The Legal Aid family hopes that one day a cure will be found and request that all donations be sent to “Small is Beautiful”.
“Glance is the enemy of vision”
One week and we already have MORE READERS THAN THE NEWS OF THE WORLD!
Everyday, every lawyer, law student etc., especially at parties, is asked:
“How can you represent someone that you know is guilty?”
neatly encapsulating the fact that:
- All people are guilty of everything;
- All lawyers are bent;
- Only people who do not need representing should be represented.
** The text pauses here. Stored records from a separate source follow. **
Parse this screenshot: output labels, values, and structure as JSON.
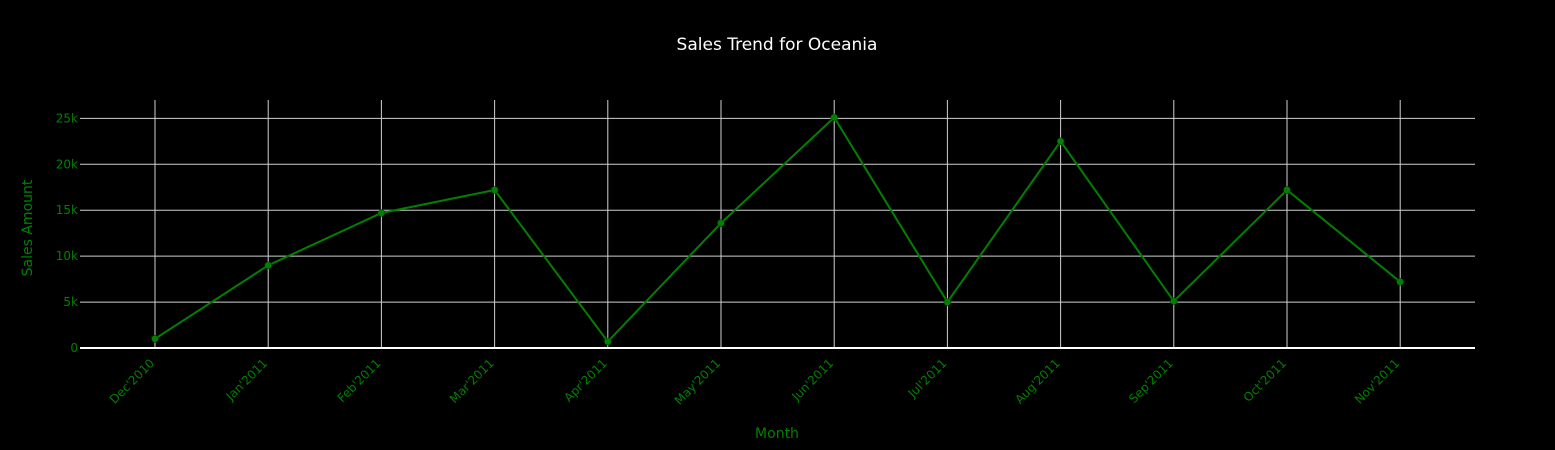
{
  "chart_data": {
    "type": "line",
    "title": "Sales Trend for Oceania",
    "xlabel": "Month",
    "ylabel": "Sales Amount",
    "categories": [
      "Dec'2010",
      "Jan'2011",
      "Feb'2011",
      "Mar'2011",
      "Apr'2011",
      "May'2011",
      "Jun'2011",
      "Jul'2011",
      "Aug'2011",
      "Sep'2011",
      "Oct'2011",
      "Nov'2011"
    ],
    "series": [
      {
        "values": [
          1000,
          9000,
          14700,
          17200,
          700,
          13600,
          25100,
          5000,
          22500,
          5100,
          17200,
          7200
        ]
      }
    ],
    "ylim": [
      0,
      27000
    ],
    "yticks": [
      0,
      5000,
      10000,
      15000,
      20000,
      25000
    ],
    "ytick_labels": [
      "0",
      "5k",
      "10k",
      "15k",
      "20k",
      "25k"
    ],
    "grid": true,
    "legend": "none",
    "colors": {
      "background": "#000000",
      "line": "#008000",
      "text": "#008000",
      "title": "#ffffff",
      "grid": "#d0d0d0"
    }
  }
}
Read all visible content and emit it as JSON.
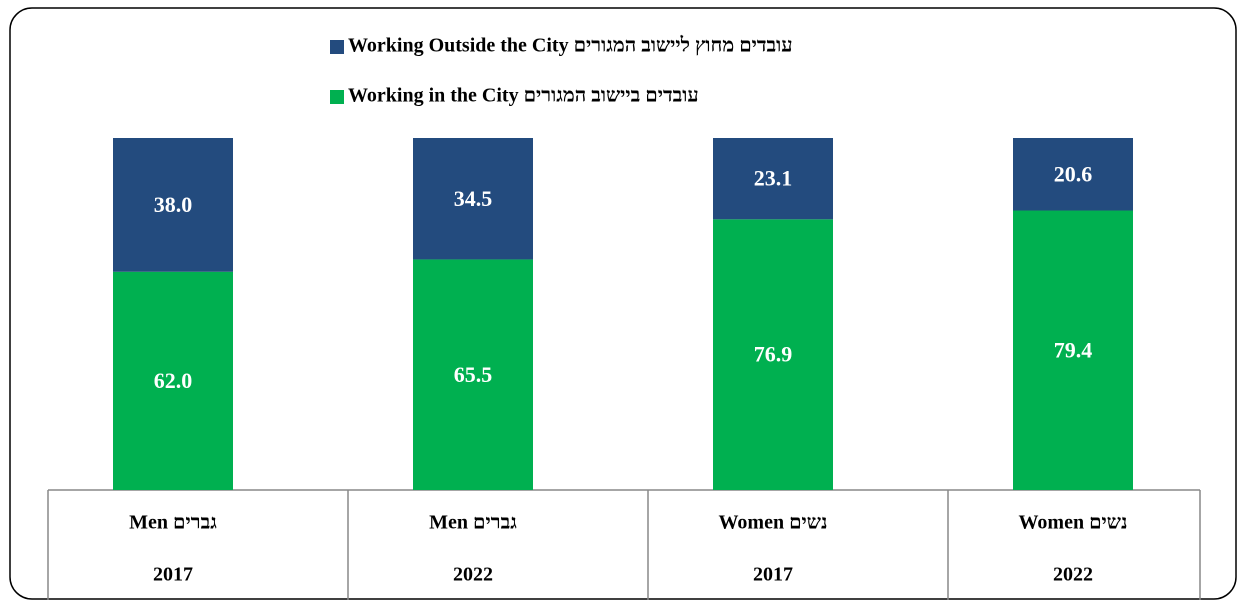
{
  "chart_data": {
    "type": "stacked_bar",
    "categories": [
      [
        "Men גברים",
        "2017"
      ],
      [
        "Men גברים",
        "2022"
      ],
      [
        "Women נשים",
        "2017"
      ],
      [
        "Women נשים",
        "2022"
      ]
    ],
    "series": [
      {
        "name": "Working in the City עובדים ביישוב המגורים",
        "color": "#00b050",
        "values": [
          62.0,
          65.5,
          76.9,
          79.4
        ],
        "value_labels": [
          "62.0",
          "65.5",
          "76.9",
          "79.4"
        ]
      },
      {
        "name": "Working Outside the City עובדים מחוץ ליישוב המגורים",
        "color": "#234b7e",
        "values": [
          38.0,
          34.5,
          23.1,
          20.6
        ],
        "value_labels": [
          "38.0",
          "34.5",
          "23.1",
          "20.6"
        ]
      }
    ],
    "ylim": [
      0,
      100
    ]
  }
}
Lawyers’ responses include:
1. Slowly and carefully explaining the presumption of innocence, the rule of law and the cab-rank rule, that is that we take the next case that comes along.
2. Saying “It could be your son or daughter”.
3. Asking how the questioner can work for X corporation which [uses child labour] [causes global meltdown] [supplies arms to not very nice governments] [used to advertise in the News of the World].
4. Pouring yet another drink.
So here is the news as non-lawyers would like it.
“Mr Johnny Foreigner, 32, genocidal drug-dealing war-lording phone-hacking slave-trafficking fundamentalist mercenary of Aspidistra Crescent, represented by Petronella Prod-Up, 14, intern at LSC firm Bustall and Co (deceased), importers of Vietnamese cross-country skiing aids, was found guilty at Guantanamo Bay Magistrates Court, Surrey, by Coronation Street star Judge Tim Tom Trotter, 16, currently starring in “I’m a Celebrity Big Brother Apprentice – get me out of here”.